Wednesday, 26 August 2009

Even The Dog Has Its Day

Despite the massive negative news flow and publicity USD as measured by the DXY Index fails to fall to pre-crisis levels. At the same time, the negative correlation established between the markets and the greenback seems to continue. There has been much debate as to why this could be the case. Dollar’s “safe haven” status view appears to be getting traction. It is difficult to reason with the almost daily moves between these two asset classes but we believe the current deflationary bias in the world economy has something to do with this relationship. Rising dollar leads to USD GDP growth of the world economy ex-US to fall taking aggregate demand with it. Consequently commodities remain in the forefront of this negative correlation. In fact lately oil has become the “risky asset” to follow to ascertain the direction of the markets and hence the USD.

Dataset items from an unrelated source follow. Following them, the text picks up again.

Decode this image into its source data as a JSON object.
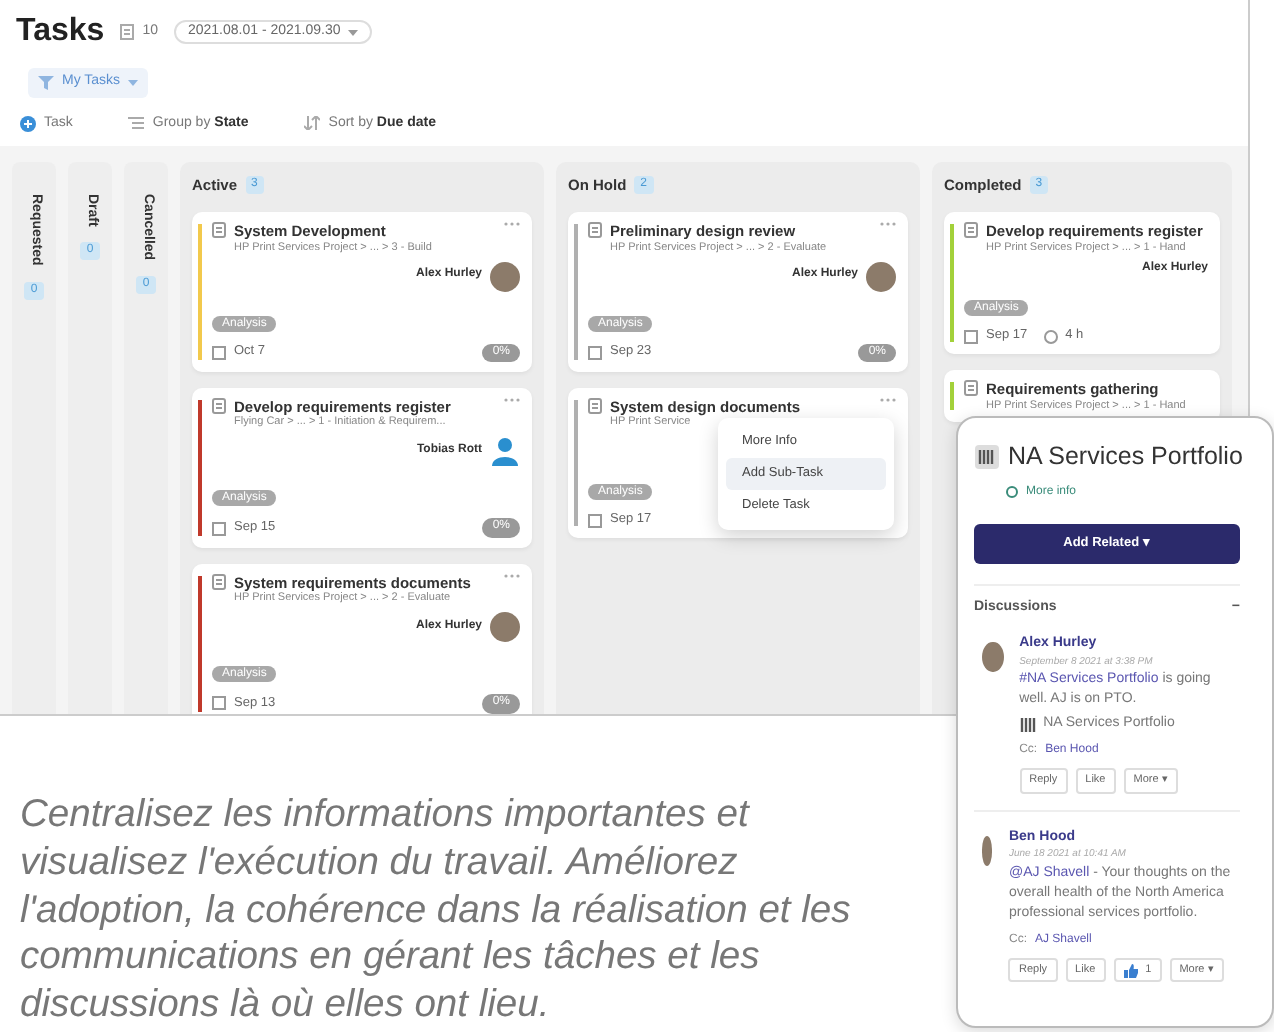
{
  "header": {
    "title": "Tasks",
    "count": "10",
    "date_range": "2021.08.01 - 2021.09.30",
    "view": "My Tasks"
  },
  "toolbar": [
    {
      "kind": "add",
      "label": "Task"
    },
    {
      "kind": "group",
      "label": "Group by **State**"
    },
    {
      "kind": "sort",
      "label": "Sort by **Due date**"
    }
  ],
  "collapsed_columns": [
    {
      "name": "Requested",
      "count": "0"
    },
    {
      "name": "Draft",
      "count": "0"
    },
    {
      "name": "Cancelled",
      "count": "0"
    }
  ],
  "columns": [
    {
      "name": "Active",
      "count": "3",
      "cards": [
        {
          "title": "System Development",
          "path": "HP Print Services Project > ... > 3 - Build",
          "assignee": "Alex Hurley",
          "avatar_photo": true,
          "tag": "Analysis",
          "date": "Oct 7",
          "progress": "0%",
          "color": "#f2c94c"
        },
        {
          "title": "Develop requirements register",
          "path": "Flying Car > ... > 1 - Initiation & Requirem...",
          "assignee": "Tobias Rott",
          "avatar_photo": false,
          "tag": "Analysis",
          "date": "Sep 15",
          "progress": "0%",
          "color": "#c0392b"
        },
        {
          "title": "System requirements documents",
          "path": "HP Print Services Project > ... > 2 - Evaluate",
          "assignee": "Alex Hurley",
          "avatar_photo": true,
          "tag": "Analysis",
          "date": "Sep 13",
          "progress": "0%",
          "color": "#c0392b"
        }
      ]
    },
    {
      "name": "On Hold",
      "count": "2",
      "cards": [
        {
          "title": "Preliminary design review",
          "path": "HP Print Services Project > ... > 2 - Evaluate",
          "assignee": "Alex Hurley",
          "avatar_photo": true,
          "tag": "Analysis",
          "date": "Sep 23",
          "progress": "0%",
          "color": "#b0b0b0"
        },
        {
          "title": "System design documents",
          "path": "HP Print Service",
          "tag": "Analysis",
          "date": "Sep 17",
          "color": "#b0b0b0",
          "menu": {
            "items": [
              {
                "label": "More Info",
                "selected": false
              },
              {
                "label": "Add Sub-Task",
                "selected": true
              },
              {
                "label": "Delete Task",
                "selected": false
              }
            ]
          }
        }
      ]
    },
    {
      "name": "Completed",
      "count": "3",
      "cards": [
        {
          "title": "Develop requirements register",
          "path": "HP Print Services Project > ... > 1 - Hand",
          "assignee": "Alex Hurley",
          "tag": "Analysis",
          "date": "Sep 17",
          "hours": "4 h",
          "color": "#a3d13a"
        },
        {
          "title": "Requirements gathering",
          "path": "HP Print Services Project > ... > 1 - Hand",
          "color": "#a3d13a"
        }
      ]
    }
  ],
  "panel": {
    "title": "NA Services Portfolio",
    "more_info": "More info",
    "button": "Add Related ▾",
    "section": "Discussions",
    "collapse": "−",
    "comments": [
      {
        "author": "Alex Hurley",
        "time": "September 8 2021 at 3:38 PM",
        "mention": "#NA Services Portfolio",
        "text": " is going well. AJ is on PTO.",
        "attachment": "NA Services Portfolio",
        "cc_label": "Cc:",
        "cc": "Ben Hood",
        "actions": [
          {
            "kind": "button",
            "label": "Reply"
          },
          {
            "kind": "button",
            "label": "Like"
          },
          {
            "kind": "button",
            "label": "More ▾"
          }
        ]
      },
      {
        "author": "Ben Hood",
        "time": "June 18 2021 at 10:41 AM",
        "mention": "@AJ Shavell",
        "text": " - Your thoughts on the overall health of the North America professional services portfolio.",
        "cc_label": "Cc:",
        "cc": "AJ Shavell",
        "actions": [
          {
            "kind": "button",
            "label": "Reply"
          },
          {
            "kind": "button",
            "label": "Like"
          },
          {
            "kind": "likes",
            "label": "1"
          },
          {
            "kind": "button",
            "label": "More ▾"
          }
        ]
      }
    ]
  },
  "caption": "Centralisez les informations importantes et visualisez l'exécution du travail. Améliorez l'adoption, la cohérence dans la réalisation et les communications en gérant les tâches et les discussions là où elles ont lieu."
}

We do not subscribe to any one model or variable that explains the direction of any foreign exchange and argue that fx remains the most difficult to forecast asst class. In fact we often remind investors that fx should not be considered as an investment vehicle and should be used to balance one’s assets and liabilities only. That said there seem to be a confluence of factors – such as improvement in current account deficit, growth recovery, recovering RoC -- that support the USD against other major currencies in the medium term. EM currencies appear to be in much stronger position to appreciate but gauging by the recent market action USD tends to move against all other currencies at the same time. As such and given the still mercantilist policies of Asia – at least in the short term – A USD revival across the board looks reasonable. However, we do not rule out the “policy decoupling” that ought to have impact on the direction of currencies. Sterling, for example, got a beating minutes after BoE is announcement to extend the QE. In that regards currencies of countries where interest rate policy normalisation can be better supported in this process.

Overall, current market rally can be the only impediment left for a broad based dollar bounce. We continue to advocate buy on dips to accumulate for a Q4 strength.